Customer service representatives, however, are not the only ones who experience what are called “perception deficits,” gaps between their perceived and self-reported experiences and objectively verifiable actual experiences.

Doctors distort, too, as a recent study on “handwashing” revealed.

Many clinicians fail to clear an acceptable rate between patient encounters, although they believe they do.

A recent New York Times article explains why:

“There also appear to be psychological reasons for non-compliance. The first is what might be called a perception deficit. In an Australian medical study, physicians self-reported their handwashing rate at 73 percent, whereas when these same physicians were observed, his actual rate was a paltry 9 percent. The second psychological reason, according to a Cedars-Sinai physician, is arrogance. “The ego can kick in after you’ve been in the practice for a while,” explains Paul. Silka, an emergency department doctor who is also the hospital’s chief of staff. ”You say,“ Hey, I couldn’t be carrying the bad bugs. It’s the rest of the hospital staff. ”Furthermore, most of Cedars-Sinai doctors are free agents working for themselves, not the hospital, and many of them saw the impending Joint Commission review as a nuisance. His incentives, in other words, weren’t quite aligned with those of the hospital. ” (Source: “Freakonomics:” Selling Soap “, New York Times, September 25, 2006.)

Customer service dispensers also develop a considerable ego after being in their roles for a significant period of time, as they reminded me when I tried to cash a check at a Houston bank where I had a savings account.

Sensing that the cashier was being overly fussy about the transaction, I muttered, “This is not my idea of ​​good customer service,” to which she replied, “I’ll let you know that I give GREAT customer service!”

In practice, it becomes a great challenge to confront service personnel with the gap between their perceived performances and the underlying realities about them.

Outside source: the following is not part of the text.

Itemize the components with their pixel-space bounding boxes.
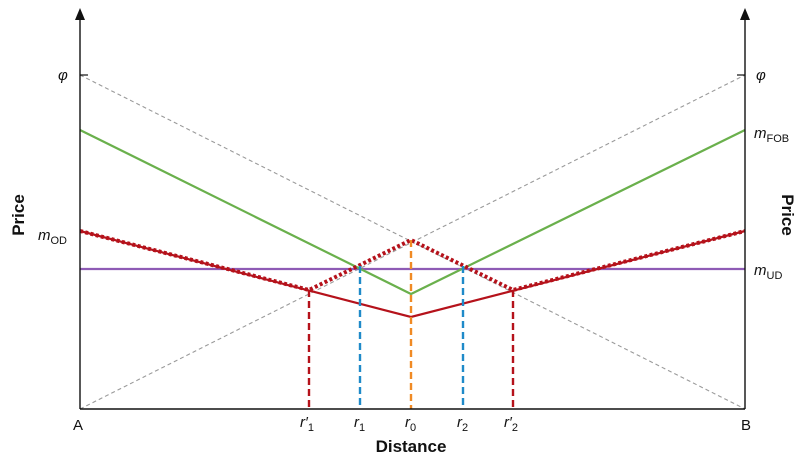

To do this constructively, appropriate service quality thresholds to be met must be objectively defined and communicated to service personnel. Frontline staff need classroom training and individualized guidance and implementation guidance to ensure they have the experience to raise the bar of performance and rise to the occasion by surpassing it, time after time.

Once this is done, these levels must be maintained through monitoring, measurement, management, and reward.

Perception deficits can be common, but where possible, they should be identified and eliminated.

Closing these gaps in the world of medicine means that doctors will save lives by facing the facts and reforming their habits.

By providing better service, we will save customers.

In both cases, it is worth the effort!